Country music legend Clint Black still growing artistically
Here’s the good news from multi-award-winning country legend Clint Black:
“I’m still growing artistically. As a guitarist, producer, lyricist, I’m enjoying the creative process and performing because I’m bringing new skills to the game,” says Black as he prepares to headline a Dec. 13 Christmas and hits show at The Palace Theatre in Greensburg.
It’s more fun to perform live now, he says, “because I’m playing more guitar solos than I could’ve played even 10 years ago.”
It’s the same thing with producing and writing, he assures: “I love it more than ever.”
Fans should be happy to know that the artist, although he probably easily could, is not resting on his proverbial laurels.
Black has written, recorded and released more than 100 songs. One-third of those songs eligible for major single release also achieved hit song status on country radio, while more than 20 million of his albums have been sold worldwide.
Shift in country music
It’s said that the 1989 debut of his critically acclaimed fan favorite, the triple-platinum “Killin’ Time” album, marked a shift in the country music industry, with a return to the more traditional sounds of the genre.
“Killin’ Time” yielded five No. 1 hits, unprecedented, it is reported, from a debut album in any genre.
Country Music Television lists the album as one of the 100 Greatest Albums in country music.
Black has had nearly two dozen No. 1 hit singles, and almost as many Top 5 and Top 10 hits, all of them his original compositions, which is itself said to be a notable rarity in popular music.
“I’ve been told there are many reasons for people loving my songs. I think it’s for the individual to decide,” Black says. “I’ve always wanted to entertain, but also give people something to think about in my lyrics. I want them to discover the layers of meaning in the songs.

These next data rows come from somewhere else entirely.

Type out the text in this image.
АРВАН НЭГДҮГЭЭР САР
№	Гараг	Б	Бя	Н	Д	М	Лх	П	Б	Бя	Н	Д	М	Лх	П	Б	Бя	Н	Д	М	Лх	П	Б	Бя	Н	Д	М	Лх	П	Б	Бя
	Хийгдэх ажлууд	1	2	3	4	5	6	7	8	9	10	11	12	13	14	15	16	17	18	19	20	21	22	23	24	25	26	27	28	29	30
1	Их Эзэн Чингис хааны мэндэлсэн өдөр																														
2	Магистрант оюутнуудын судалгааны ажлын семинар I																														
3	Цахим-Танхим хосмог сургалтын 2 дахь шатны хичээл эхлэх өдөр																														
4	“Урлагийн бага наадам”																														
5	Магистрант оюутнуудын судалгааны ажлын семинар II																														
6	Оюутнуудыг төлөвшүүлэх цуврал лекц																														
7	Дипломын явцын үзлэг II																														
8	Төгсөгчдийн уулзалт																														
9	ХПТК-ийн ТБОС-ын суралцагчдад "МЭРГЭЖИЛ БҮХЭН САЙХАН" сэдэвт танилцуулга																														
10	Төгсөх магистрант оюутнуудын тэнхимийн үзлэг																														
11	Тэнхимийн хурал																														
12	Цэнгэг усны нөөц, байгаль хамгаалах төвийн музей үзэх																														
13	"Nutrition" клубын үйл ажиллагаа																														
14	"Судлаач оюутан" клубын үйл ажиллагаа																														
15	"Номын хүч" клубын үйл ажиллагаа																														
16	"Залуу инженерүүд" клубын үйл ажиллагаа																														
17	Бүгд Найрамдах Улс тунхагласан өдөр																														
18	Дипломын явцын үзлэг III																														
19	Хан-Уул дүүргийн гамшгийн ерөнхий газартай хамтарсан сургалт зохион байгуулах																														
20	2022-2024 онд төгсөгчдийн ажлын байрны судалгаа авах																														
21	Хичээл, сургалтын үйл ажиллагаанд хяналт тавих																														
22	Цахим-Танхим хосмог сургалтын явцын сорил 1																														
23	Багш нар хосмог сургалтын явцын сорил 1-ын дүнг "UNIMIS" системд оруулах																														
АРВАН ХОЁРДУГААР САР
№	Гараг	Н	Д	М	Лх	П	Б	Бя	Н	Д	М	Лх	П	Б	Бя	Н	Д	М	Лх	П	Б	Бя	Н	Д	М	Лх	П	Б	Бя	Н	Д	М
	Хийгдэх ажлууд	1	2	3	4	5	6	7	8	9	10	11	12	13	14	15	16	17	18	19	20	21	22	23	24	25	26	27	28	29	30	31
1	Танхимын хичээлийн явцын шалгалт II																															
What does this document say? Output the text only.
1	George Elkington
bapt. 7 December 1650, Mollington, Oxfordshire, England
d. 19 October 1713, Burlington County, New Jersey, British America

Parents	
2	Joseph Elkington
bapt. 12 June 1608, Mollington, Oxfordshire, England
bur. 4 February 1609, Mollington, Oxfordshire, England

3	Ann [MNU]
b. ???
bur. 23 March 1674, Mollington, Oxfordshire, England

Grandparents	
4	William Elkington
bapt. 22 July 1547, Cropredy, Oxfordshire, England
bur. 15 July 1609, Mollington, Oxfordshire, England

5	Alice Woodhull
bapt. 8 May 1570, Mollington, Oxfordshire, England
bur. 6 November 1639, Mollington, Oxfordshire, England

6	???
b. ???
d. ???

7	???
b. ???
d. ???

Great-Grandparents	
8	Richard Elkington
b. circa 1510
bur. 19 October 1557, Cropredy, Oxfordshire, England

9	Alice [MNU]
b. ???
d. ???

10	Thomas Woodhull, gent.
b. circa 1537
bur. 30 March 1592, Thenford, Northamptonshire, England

“Of course, there are obvious meanings on the surface, but there are also alternative meanings.”
‘A great privilege’
Music, he says, is many things.
“It’s a deep tissue massage of the brain, at the very least,” he suggests. “It soothes and inspires. Life would be dreary without it.”
But for him, playing that music live for him is not just about the songs.
“It’s about interacting with an audience. That’s a great privilege,” Black assures.
He says his Greensburg show will be “a little bit of Christmas and a lot of hits.
“We always have fun with our audiences, especially in these intimate venues,” he says. “These are (holiday) songs I’ve written over the years and I only have the holiday season to revisit them on stage. They are close to my heart and fun to play and sing.”
It is easy for him to keep it fresh for himself.
“My Christmas songs are all original. I’ve written each of them with the goal of covering all of the styles of Christmas songs I’ve grown up with,” he explains. ”Some are children’s songs, some romantic, others are orchestral ballads about the birth of Jesus. But they’re all mine, so they’re still fresh for me.”
Does he consider himself a “Christmas person”? Does he enjoy the holiday?
“I’ve learned over the years how to enjoy the holidays, what’s most important and what I want to focus on,” he replies.
Apart from a heavy touring schedule, he challenges himself in other ways. He is currently developing a Broadway production based on the life of his friend Roy Rogers.
“I (also) have new music lined up for release and a couple of new things to go with the celebration of the 30th anniversary of the release of ’Killin’ Time.’ I’m not sure how and when those come out but I can’t wait to share them with my fans,” he says.
Black says he is “pretty deep into my bucket list” of things he has not accomplished but still wants to attempt.
“If there’s more, that will be the icing on a fantastic cake that is my life. I count my blessings and just keep working hard,” he says.
“The fruits of those labors have not failed to bring wonderful things into my life.”
Rex Rutkoski is a Tribune-Review contributing writer.